Changes to the Bill following the ‘pause’:
Among the key changes announced include:
- Wider involvement in clinical commissioning groups. A wider range of experts will be given the power and freedom to make decisions about health services for their local community by, for example, including nurses and specialists on the boards of clinical commissioning groups.
- Stronger safeguards against a market free-for-all. The health care regulator Monitor’s core duty will be to protect and promote patients’ interests, it won’t be required to promote competition as if it were an end in itself.
- Additional safeguards against privatisation. We will never privatise the NHS, and will create a genuine level playing field to stop private companies ‘cherry-picking’ profitable NHS business. We will ensure that competition is on quality and introduce additional safeguards against price competition.
- Evolution, not revolution. We will allow clinical commissioning groups to take charge of commissioning when they are ready and able, and a more phased approach to the introduction of Any Quality Provider.

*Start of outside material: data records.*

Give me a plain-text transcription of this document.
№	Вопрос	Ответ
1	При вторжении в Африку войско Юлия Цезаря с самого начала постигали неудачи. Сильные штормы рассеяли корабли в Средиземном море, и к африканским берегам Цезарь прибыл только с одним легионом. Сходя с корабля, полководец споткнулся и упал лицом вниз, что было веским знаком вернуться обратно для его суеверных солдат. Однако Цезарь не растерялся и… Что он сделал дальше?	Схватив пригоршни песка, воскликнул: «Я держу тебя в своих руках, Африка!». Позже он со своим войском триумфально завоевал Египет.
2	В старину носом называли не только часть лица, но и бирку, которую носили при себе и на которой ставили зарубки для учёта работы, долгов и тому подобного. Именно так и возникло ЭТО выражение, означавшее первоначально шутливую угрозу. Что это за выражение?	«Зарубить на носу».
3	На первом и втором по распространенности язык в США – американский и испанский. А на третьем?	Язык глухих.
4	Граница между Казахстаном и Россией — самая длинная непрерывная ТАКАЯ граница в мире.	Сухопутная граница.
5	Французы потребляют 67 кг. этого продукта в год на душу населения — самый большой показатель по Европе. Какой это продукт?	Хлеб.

- Greater information and choice for patients. The Government will make clear that the people who make decisions about local services have a duty to promote patient choice. And following current pilots, the Government will make it a priority to extend personal health budgets including across health and social care.
- Breaking down barriers within and beyond the NHS. A new duty for clinical commissioning groups to promote joined up services both within the NHS and between health, social care and other local services.
- Investing for the future of the NHS. We want all providers to make a fair contribution to the costs of education and training of NHS staff, but we will introduce changes carefully and take the time to develop the details right.